The United States has warned it was ready to use force "if we must" to stop North Korea's nuclear missile program but said it preferred global diplomatic action against Pyongyang for its test launch of an intercontinental ballistic missile (ICBM).

Key points:

  • US to propose new UN sanctions on North Korea "in the coming days"
  • Analysts say a missile tested by North Korea could put Alaska in range
  • China's trade with North Korea grew 37.4 percent in the first quarter this year

Speaking to the United Nations Security Council, US ambassador to the UN Nikki Haley said North Korea's actions were "quickly closing off the possibility of a diplomatic solution" and the US was prepared to defend itself and its allies.

"One of our capabilities lies with our considerable military forces. We will use them if we must, but we prefer not to have to go in that direction," Ms Haley said.

She said the US would propose new UN sanctions on North Korea "in the coming days" and warned Washington was prepared to cut off trade with countries who were doing business with North Korea in violation of UN resolutions.

The Security Council has imposed six rounds of increasingly tough sanctions on North Korea to try to rein in its nuclear and ballistic missile programs.
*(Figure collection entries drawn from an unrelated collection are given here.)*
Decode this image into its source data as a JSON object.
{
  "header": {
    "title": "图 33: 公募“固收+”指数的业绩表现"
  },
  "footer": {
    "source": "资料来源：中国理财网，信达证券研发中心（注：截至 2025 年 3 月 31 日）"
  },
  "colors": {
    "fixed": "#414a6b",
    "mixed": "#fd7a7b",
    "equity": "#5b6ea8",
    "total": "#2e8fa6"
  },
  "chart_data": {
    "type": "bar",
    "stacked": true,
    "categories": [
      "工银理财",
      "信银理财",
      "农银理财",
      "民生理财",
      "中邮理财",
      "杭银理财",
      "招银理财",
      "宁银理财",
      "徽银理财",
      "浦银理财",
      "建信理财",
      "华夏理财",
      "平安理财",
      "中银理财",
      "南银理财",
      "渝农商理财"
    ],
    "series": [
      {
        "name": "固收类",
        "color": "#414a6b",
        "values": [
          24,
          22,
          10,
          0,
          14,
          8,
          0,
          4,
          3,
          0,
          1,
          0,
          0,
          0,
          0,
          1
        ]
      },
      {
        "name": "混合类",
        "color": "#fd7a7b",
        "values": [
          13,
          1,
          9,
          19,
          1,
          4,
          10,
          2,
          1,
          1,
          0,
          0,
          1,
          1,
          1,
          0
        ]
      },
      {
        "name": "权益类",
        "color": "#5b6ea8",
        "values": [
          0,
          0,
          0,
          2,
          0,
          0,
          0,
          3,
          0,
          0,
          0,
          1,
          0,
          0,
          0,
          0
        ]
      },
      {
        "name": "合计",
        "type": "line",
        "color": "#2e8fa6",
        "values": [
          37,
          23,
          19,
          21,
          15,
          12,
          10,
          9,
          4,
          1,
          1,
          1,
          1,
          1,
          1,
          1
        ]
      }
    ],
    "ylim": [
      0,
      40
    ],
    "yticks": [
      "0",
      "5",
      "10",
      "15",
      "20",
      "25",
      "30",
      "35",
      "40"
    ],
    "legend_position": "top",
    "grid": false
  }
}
Ms Haley said much of the burden of enforcing them rests with China, which is responsible for 90 percent of North Korea's trade.

US President Donald Trump earlier chastised China for its continued trade with Pyongyang, tweeting that trade between the two states had grown "40 [per cent] in the first quarter".

Data released in April by Beijing showed China's trade with North Korea grew 37.4 percent in the first quarter this year from the same period in 2016, according to reports in the New York Times and Financial Times.

Mr Trump had expressed optimism after his first meeting with China's President Xi Jinping that the two would work together effectively on North Korea, but in recent days he has increasingly conceded the strategy has not produced fast results.

Even before Pyongyang said on Tuesday it had successfully test-launched an ICBM, Mr Trump recently suggested he was running out of patience with China's modest steps to pressure North Korea and had been considering moving ahead on trade actions.

Analysts said the latest missile could put all of the US state of Alaska in range for the first time.

Mr Trump posted the tweet shortly before leaving for Warsaw, Poland, on his way to a Group of 20 summit in Germany on Friday and Saturday, where he is due to meet with Mr Xi again.

"We're going to do very well," Mr Trump said in response to shouted questions as he left the White House.

North Korea refuses to negotiate on weapons program

North Korean leader Kim Jong Un has vowed his nation will "demonstrate its mettle to the US" and never put its weapons programs up for negotiations, a day after successfully testing its first intercontinental ballistic missile.

The hard line suggests that North Korea will conduct more weapons tests until it perfects nuclear-armed missiles capable of striking anywhere in the United States.

Analysts say Mr Kim's Government believes nuclear weapons are key to its survival and could be used to wrest concessions from the United States.

South Korea President Moon Jae-in said the world should look at tougher sanctions against the North and insisted the problem must be solved peacefully.

Speaking in Berlin before the G20 summit, Mr Moon called the test "a big threat and provocation" and that there should be consideration of "more intensive possibilities of sanctions".